Talking about cpu-ram
Ok thanks! Still don't totally understand why memory goes up throughout training(starts at 5gb used by darknet dies when ~11gb used by darknet, other 5gb used by other processes I have running) but I'll try with random=0, and smaller images.
training now with random=0 and cpu-ram used seems to be staying around 4.1gb for the last 1,000 iters! Also mAP is improving with random=0.. wonder if its because my objects are relatively the same size within each class +-20px at most
Here's my loss chart, went a bit higher than 50% using the yolov3-tiny-3l instead of yolov3 but doing the same thing it was before where it maxes out pretty early on with this dataset. Currently have about half negative training images would there be a benefit in increasing/decreasing negative examples? I get better accuracy with less negative examples but worse results in the field.

Currently have about half negative training images would there be a benefit in increasing/decreasing negative examples?
It depends on ratio of TP/FP/FN that you get by using ./darknet detector map...
Try to train yolov3-spp.cfg with batch=64 subdivisions=64 width=640 height=640 hue=.01 random=0 and all the rest default parameters.
calculation mAP (mean average precision)...
1020
detections_count = 1138, unique_truth_count = 644
class_id = 0, name = Ringed, ap = 47.95 %
class_id = 1, name = Bearded, ap = 63.16 %
for thresh = 0.25, precision = 0.80, recall = 0.36, F1-score = 0.49
for thresh = 0.25, TP = 231, FP = 59, FN = 413, average IoU = 58.61 %
IoU threshold = 50 %
mean average precision ([email protected]) = 0.555555, or 55.56 %
Total Detection Time: 13.000000 Seconds
and from what I can tell F1, FP, TP, FN are calculated with IoU thresh of 0.25 so evaluating with the default map thresholds should be a good representation of what I'm going for as I don't need boxes to be great but do need them to mark the location of the objects. I'll try with the spp model now, thanks again for helping me out.

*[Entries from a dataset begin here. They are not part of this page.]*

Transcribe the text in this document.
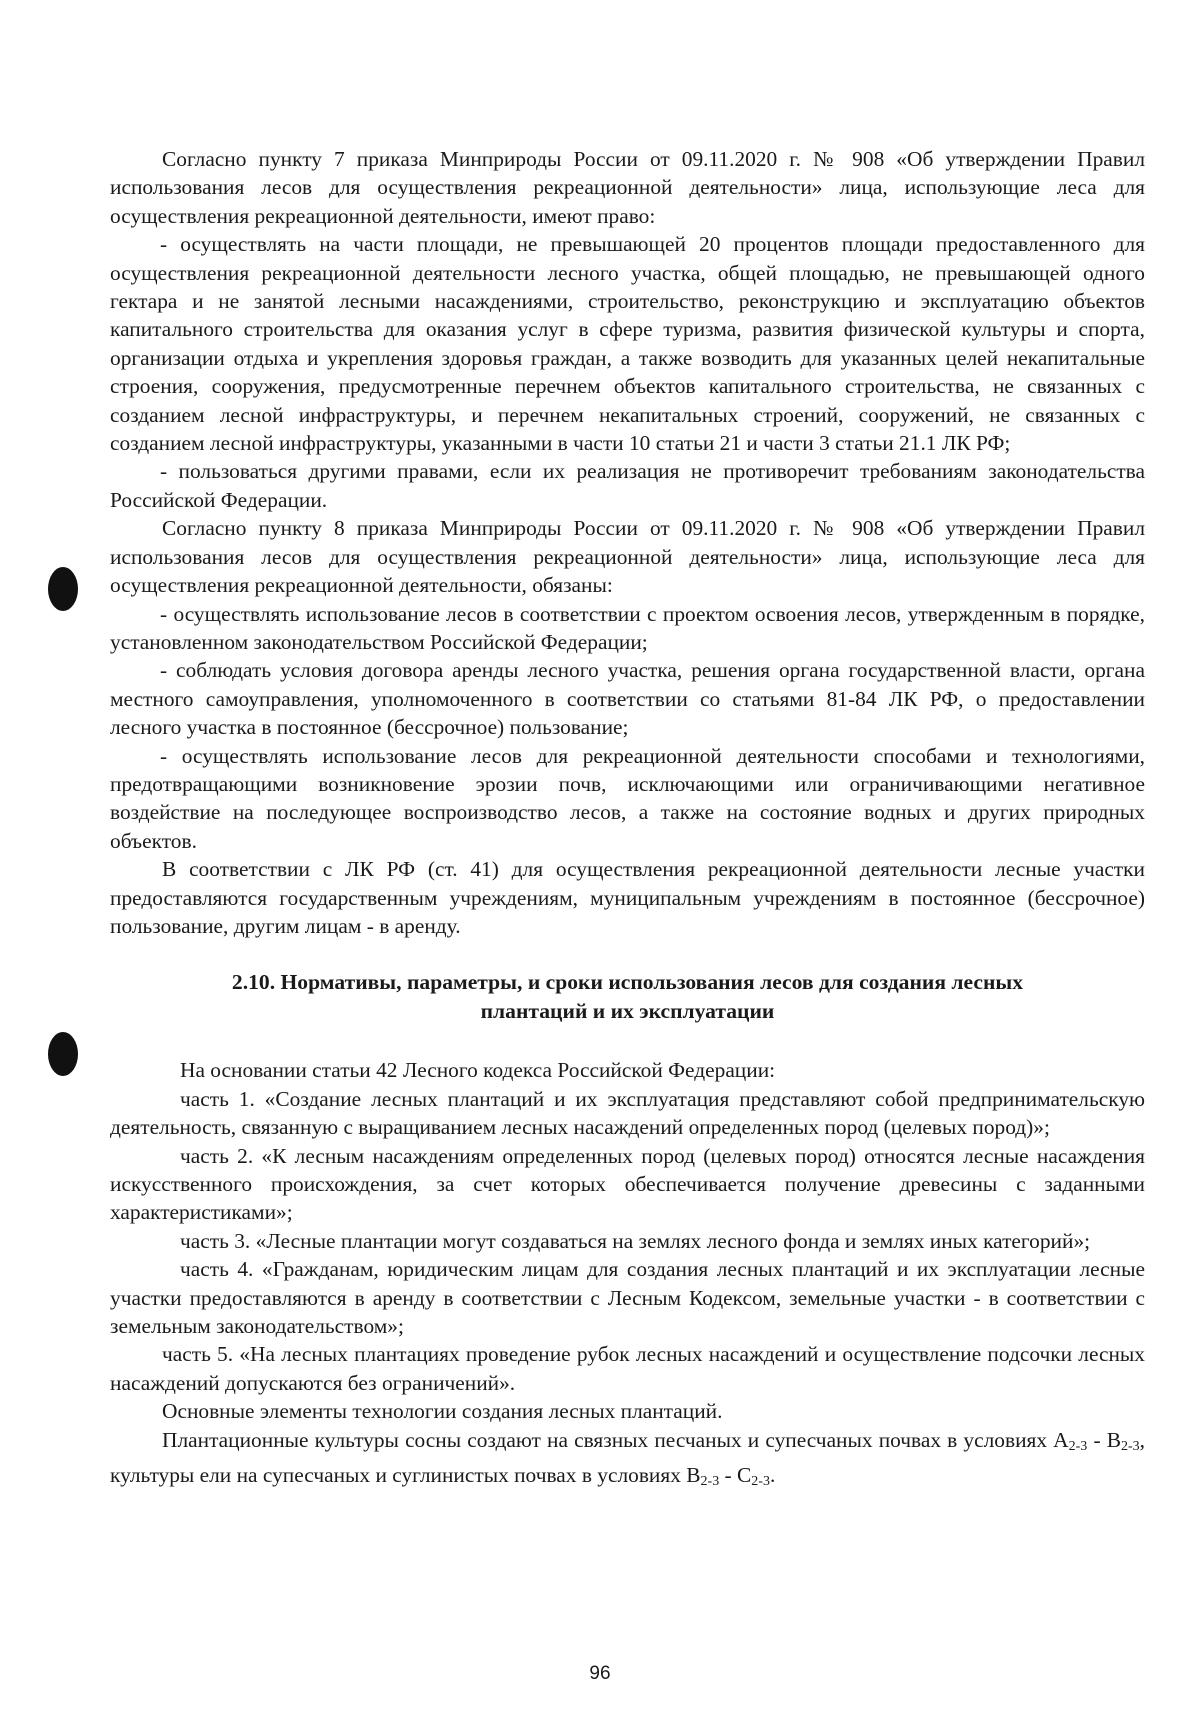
Согласно пункту 7 приказа Минприроды России от 09.11.2020 г. № 908 «Об утверждении Правил использования лесов для осуществления рекреационной деятельности» лица, использующие леса для осуществления рекреационной деятельности, имеют право:

- осуществлять на части площади, не превышающей 20 процентов площади предоставленного для осуществления рекреационной деятельности лесного участка, общей площадью, не превышающей одного гектара и не занятой лесными насаждениями, строительство, реконструкцию и эксплуатацию объектов капитального строительства для оказания услуг в сфере туризма, развития физической культуры и спорта, организации отдыха и укрепления здоровья граждан, а также возводить для указанных целей некапитальные строения, сооружения, предусмотренные перечнем объектов капитального строительства, не связанных с созданием лесной инфраструктуры, и перечнем некапитальных строений, сооружений, не связанных с созданием лесной инфраструктуры, указанными в части 10 статьи 21 и части 3 статьи 21.1 ЛК РФ;

- пользоваться другими правами, если их реализация не противоречит требованиям законодательства Российской Федерации.

Согласно пункту 8 приказа Минприроды России от 09.11.2020 г. № 908 «Об утверждении Правил использования лесов для осуществления рекреационной деятельности» лица, использующие леса для осуществления рекреационной деятельности, обязаны:

- осуществлять использование лесов в соответствии с проектом освоения лесов, утвержденным в порядке, установленном законодательством Российской Федерации;

- соблюдать условия договора аренды лесного участка, решения органа государственной власти, органа местного самоуправления, уполномоченного в соответствии со статьями 81-84 ЛК РФ, о предоставлении лесного участка в постоянное (бессрочное) пользование;

- осуществлять использование лесов для рекреационной деятельности способами и технологиями, предотвращающими возникновение эрозии почв, исключающими или ограничивающими негативное воздействие на последующее воспроизводство лесов, а также на состояние водных и других природных объектов.

В соответствии с ЛК РФ (ст. 41) для осуществления рекреационной деятельности лесные участки предоставляются государственным учреждениям, муниципальным учреждениям в постоянное (бессрочное) пользование, другим лицам - в аренду.

2.10. Нормативы, параметры, и сроки использования лесов для создания лесных
плантаций и их эксплуатации

На основании статьи 42 Лесного кодекса Российской Федерации:

часть 1. «Создание лесных плантаций и их эксплуатация представляют собой предпринимательскую деятельность, связанную с выращиванием лесных насаждений определенных пород (целевых пород)»;

часть 2. «К лесным насаждениям определенных пород (целевых пород) относятся лесные насаждения искусственного происхождения, за счет которых обеспечивается получение древесины с заданными характеристиками»;

часть 3. «Лесные плантации могут создаваться на землях лесного фонда и землях иных категорий»;

часть 4. «Гражданам, юридическим лицам для создания лесных плантаций и их эксплуатации лесные участки предоставляются в аренду в соответствии с Лесным Кодексом, земельные участки - в соответствии с земельным законодательством»;

часть 5. «На лесных плантациях проведение рубок лесных насаждений и осуществление подсочки лесных насаждений допускаются без ограничений».

Основные элементы технологии создания лесных плантаций.

Плантационные культуры сосны создают на связных песчаных и супесчаных почвах в условиях $А_{2-3} - В_{2-3}$, культуры ели на супесчаных и суглинистых почвах в условиях $В_{2-3} - С_{2-3}$.

96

Also its odd I get higher AP on the Bearded Seal class as there are only 500 labels instead of 2500 for the Ringed. Should I try the spp model without focal loss?
Heres my run with spp model with only the changes you said, get 15pts more than before so thats something

calculation mAP (mean average precision)...
868
detections_count = 1059, unique_truth_count = 657
class_id = 0, name = Ringed, ap = 58.51 %
class_id = 1, name = Bearded, ap = 66.57 %
for thresh = 0.25, precision = 0.85, recall = 0.52, F1-score = 0.65
for thresh = 0.25, TP = 342, FP = 60, FN = 315, average IoU = 63.79 %
IoU threshold = 50 %
mean average precision ([email protected]) = 0.625407, or 62.54 %
Total Detection Time: 21.000000 Seconds
I thing I need to maybe use less negatives in training but maintain the same in testing(?), the FP rate is more than acceptable, the FN rate is far higher than my goal
@readicculus
Also its odd I get higher AP on the Bearded Seal class as there are only 500 labels instead of 2500 for the Ringed. Should I try the spp model without focal loss?
Yes, try to train without focal_loss.
and from what I can tell F1, FP, TP, FN are calculated with IoU thresh of 0.25 so evaluating with the default map thresholds should be a good representation of what I'm going for as I don't need boxes to be great but do need them to mark the location of the objects. I'll try with the spp model now, thanks again for helping me out.
F1, FP, TP, FN are calculated with Confidence-thresh of 0.25.
Just try to run checking mAP with lower Confidence-threshold:
./darknet detector map... -thresh 0.15
or
./darknet detector map... -thresh 0.10
Also there is not implemented yet - rotation data augmentation for Detection (it is implemented only for Classification).
Rotation data augmentation can help in your case. So you can try to implement it by yourself.